Accanto a lei, una collaboratrice speciale: una chef coreana che parla italiano, ha studiato in Toscana e reinterpreta i nostri piatti in chiave locale. Insieme stanno costruendo un linguaggio gastronomico nuovo, dove il rispetto per la tradizione incontra la libertà creativa.

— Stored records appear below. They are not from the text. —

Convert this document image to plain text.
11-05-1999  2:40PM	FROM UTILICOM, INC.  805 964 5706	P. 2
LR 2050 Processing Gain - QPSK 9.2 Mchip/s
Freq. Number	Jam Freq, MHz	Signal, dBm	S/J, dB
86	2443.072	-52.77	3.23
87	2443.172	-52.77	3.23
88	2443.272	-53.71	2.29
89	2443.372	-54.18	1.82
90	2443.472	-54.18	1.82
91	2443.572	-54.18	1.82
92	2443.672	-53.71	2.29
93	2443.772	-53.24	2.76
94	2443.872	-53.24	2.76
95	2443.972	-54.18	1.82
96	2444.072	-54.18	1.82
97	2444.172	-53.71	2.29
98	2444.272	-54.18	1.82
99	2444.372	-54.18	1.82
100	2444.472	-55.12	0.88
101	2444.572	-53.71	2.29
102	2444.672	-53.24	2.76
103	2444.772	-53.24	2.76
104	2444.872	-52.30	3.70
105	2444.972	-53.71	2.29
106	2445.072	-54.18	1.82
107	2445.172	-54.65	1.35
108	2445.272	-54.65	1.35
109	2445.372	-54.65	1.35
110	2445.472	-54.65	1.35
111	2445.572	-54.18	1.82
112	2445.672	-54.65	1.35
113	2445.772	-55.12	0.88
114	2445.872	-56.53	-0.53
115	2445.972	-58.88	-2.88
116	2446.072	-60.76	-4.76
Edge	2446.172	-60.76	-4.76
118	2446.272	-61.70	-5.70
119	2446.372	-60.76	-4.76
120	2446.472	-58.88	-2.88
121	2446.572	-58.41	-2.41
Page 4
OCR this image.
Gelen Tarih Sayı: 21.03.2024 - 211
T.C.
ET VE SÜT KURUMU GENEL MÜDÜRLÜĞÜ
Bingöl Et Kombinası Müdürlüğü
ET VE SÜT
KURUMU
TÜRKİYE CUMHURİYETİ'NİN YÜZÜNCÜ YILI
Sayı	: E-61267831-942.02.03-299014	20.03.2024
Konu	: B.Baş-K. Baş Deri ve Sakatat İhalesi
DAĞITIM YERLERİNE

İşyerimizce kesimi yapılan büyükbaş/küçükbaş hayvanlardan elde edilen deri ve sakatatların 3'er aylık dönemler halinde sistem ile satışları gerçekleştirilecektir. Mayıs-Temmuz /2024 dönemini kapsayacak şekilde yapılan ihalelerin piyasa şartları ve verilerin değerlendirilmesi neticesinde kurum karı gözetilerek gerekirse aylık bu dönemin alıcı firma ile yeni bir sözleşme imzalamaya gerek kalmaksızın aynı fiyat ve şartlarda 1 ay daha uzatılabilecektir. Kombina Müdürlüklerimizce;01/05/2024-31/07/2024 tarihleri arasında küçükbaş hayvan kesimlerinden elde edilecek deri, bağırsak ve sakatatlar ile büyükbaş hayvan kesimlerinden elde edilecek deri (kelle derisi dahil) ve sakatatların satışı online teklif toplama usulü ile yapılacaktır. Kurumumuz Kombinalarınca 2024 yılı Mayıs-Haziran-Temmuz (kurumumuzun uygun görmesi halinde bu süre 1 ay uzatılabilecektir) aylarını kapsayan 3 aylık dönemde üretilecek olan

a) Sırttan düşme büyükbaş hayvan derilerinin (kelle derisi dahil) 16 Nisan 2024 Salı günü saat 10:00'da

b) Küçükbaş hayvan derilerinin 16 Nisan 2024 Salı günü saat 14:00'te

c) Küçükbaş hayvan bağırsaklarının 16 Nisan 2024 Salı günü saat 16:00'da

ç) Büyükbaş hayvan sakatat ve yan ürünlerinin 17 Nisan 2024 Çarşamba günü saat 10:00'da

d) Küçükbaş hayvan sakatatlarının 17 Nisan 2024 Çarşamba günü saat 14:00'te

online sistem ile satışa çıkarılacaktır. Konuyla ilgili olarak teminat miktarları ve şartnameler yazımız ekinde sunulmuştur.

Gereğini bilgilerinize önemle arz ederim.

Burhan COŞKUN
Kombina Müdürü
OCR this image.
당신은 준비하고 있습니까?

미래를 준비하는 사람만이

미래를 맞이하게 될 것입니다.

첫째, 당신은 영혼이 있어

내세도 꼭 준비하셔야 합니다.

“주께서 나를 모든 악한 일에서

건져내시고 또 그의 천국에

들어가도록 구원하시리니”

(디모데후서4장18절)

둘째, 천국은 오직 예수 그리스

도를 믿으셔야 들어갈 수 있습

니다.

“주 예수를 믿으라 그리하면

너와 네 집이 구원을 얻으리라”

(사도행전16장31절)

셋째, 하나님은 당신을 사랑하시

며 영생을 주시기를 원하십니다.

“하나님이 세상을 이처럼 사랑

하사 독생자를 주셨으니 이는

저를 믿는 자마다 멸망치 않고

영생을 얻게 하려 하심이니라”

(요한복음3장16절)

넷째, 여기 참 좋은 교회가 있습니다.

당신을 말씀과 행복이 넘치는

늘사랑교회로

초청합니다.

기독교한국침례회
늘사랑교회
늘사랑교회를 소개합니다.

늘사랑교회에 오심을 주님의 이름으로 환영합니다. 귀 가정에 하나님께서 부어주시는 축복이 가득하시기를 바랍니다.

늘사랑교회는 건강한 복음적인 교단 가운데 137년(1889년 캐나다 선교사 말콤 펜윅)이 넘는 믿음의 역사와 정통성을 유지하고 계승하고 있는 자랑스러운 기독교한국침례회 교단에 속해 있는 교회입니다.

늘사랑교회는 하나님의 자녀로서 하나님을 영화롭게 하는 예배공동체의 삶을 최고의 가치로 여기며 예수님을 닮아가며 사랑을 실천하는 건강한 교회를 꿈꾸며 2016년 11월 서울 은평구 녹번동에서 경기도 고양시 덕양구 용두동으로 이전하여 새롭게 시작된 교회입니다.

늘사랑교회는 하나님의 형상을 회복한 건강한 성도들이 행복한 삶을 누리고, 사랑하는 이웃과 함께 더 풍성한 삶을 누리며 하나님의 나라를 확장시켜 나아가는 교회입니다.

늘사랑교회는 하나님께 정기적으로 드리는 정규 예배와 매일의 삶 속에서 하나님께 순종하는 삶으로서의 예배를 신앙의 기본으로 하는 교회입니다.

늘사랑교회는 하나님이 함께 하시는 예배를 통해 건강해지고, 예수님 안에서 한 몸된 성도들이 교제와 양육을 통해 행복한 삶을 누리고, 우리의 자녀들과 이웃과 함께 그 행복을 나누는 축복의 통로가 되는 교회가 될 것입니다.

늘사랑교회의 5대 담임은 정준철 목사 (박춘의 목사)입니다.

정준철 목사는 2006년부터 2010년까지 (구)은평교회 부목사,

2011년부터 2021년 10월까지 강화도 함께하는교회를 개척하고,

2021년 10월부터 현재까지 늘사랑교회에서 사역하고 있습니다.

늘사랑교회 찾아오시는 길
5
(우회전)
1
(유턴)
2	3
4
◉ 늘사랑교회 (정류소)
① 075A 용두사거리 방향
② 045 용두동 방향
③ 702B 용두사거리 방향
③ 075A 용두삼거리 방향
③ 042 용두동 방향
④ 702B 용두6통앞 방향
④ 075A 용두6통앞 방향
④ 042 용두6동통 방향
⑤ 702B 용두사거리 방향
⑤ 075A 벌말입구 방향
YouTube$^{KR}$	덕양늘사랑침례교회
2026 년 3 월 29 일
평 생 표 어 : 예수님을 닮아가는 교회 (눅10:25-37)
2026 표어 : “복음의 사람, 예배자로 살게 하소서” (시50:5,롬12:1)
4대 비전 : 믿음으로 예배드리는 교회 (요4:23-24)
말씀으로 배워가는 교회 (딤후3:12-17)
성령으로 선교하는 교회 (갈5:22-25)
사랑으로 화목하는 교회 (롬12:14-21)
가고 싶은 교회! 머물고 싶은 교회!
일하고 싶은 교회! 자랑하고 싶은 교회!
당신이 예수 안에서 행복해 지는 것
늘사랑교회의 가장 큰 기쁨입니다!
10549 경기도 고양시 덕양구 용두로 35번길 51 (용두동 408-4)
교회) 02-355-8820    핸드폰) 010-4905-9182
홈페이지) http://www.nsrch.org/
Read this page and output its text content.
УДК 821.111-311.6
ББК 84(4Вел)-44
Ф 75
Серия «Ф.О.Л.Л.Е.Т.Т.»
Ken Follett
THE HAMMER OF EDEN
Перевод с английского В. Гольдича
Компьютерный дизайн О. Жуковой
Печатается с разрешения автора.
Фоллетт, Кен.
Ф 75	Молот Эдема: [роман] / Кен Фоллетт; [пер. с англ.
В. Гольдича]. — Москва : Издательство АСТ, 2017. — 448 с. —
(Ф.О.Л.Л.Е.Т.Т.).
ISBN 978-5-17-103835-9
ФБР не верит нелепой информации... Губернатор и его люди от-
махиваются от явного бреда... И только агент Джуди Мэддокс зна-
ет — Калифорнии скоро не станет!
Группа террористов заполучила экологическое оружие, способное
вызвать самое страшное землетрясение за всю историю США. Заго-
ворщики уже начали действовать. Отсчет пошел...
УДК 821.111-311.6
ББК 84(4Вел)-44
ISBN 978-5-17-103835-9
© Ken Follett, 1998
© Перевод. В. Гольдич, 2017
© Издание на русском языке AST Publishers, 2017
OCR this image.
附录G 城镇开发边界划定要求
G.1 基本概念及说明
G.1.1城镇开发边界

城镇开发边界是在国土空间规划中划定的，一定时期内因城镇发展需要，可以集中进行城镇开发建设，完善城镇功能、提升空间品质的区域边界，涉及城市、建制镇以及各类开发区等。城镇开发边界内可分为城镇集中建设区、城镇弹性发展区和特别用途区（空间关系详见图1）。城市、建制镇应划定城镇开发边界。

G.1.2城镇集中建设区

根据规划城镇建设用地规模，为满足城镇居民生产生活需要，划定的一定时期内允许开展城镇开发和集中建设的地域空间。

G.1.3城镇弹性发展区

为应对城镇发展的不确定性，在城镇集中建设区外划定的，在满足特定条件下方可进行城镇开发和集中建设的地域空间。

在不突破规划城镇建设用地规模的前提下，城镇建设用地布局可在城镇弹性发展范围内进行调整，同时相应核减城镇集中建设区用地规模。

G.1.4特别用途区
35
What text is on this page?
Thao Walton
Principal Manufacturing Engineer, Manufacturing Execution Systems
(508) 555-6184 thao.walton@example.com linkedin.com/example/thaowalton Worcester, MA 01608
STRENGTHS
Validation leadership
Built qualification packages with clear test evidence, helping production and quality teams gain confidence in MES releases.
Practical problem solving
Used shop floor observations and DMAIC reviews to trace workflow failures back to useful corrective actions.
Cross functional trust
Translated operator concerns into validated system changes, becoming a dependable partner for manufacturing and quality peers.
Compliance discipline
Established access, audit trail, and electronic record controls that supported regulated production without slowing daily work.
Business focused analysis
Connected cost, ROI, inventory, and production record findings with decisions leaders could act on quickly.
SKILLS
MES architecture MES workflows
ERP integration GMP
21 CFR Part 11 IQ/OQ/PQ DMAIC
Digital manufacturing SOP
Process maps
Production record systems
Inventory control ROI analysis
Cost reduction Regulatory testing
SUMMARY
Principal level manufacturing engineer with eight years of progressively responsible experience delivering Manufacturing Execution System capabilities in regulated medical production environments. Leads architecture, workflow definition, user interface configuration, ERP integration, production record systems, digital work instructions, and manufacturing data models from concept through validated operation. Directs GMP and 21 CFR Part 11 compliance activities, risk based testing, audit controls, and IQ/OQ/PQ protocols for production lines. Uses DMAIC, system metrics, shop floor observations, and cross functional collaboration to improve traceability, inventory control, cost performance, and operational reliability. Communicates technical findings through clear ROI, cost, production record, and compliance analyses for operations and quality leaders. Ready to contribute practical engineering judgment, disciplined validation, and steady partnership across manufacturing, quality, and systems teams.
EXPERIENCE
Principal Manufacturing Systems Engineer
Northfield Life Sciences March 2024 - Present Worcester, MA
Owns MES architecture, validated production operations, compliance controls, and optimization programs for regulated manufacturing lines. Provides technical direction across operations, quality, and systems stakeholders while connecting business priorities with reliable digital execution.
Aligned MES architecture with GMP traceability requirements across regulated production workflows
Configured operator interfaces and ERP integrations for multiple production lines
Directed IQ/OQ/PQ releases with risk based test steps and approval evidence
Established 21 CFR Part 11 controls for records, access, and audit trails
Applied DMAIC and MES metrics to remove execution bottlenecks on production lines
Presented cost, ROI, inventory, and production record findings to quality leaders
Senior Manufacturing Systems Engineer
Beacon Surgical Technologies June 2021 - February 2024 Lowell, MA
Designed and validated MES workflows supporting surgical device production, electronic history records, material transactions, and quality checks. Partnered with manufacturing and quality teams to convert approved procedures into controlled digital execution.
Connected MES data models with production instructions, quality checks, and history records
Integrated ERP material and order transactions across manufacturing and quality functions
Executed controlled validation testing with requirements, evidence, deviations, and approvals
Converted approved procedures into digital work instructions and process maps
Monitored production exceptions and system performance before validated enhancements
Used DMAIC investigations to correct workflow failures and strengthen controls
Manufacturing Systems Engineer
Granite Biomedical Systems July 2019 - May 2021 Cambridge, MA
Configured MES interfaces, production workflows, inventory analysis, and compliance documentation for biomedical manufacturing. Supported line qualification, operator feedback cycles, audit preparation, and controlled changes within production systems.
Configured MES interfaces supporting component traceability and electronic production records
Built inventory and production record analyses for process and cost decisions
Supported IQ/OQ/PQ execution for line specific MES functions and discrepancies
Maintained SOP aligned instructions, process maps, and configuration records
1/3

Il suo lavoro di food creator diventa così una conversazione tra culture attraverso il cibo, fatta di curiosità reciproca e sensibilità. Con questo progetto, Federica vuole creare un ponte che unisca due mondi diversi ma compatibili.

La storia di Federica Buccoli è la prova che il cibo può essere un passaporto culturale, un ponte tra mondi lontani, un linguaggio capace di unire dove le parole non bastano.

Reinventarsi a migliaia di chilometri da casa è una scelta di vita che parla di apertura ma anche di comprensione del valore del proprio lavoro. Certo, il cambiamento spaventa ma è lì, nel disagio dell’ignoto, che nasce la crescita. Osare significa anche questo: accettare di non sapere tutto e imparare di nuovo.

Raccontare il mondo attraverso il cibo in questo modo non è turismo, è relazione: sedersi al mercato, capire perché i coreani mangiano zuppa a colazione, scoprire che il barbecue di pancetta costa come un gioiello. È rispetto e scambio, contaminazione e scoperta reciproca.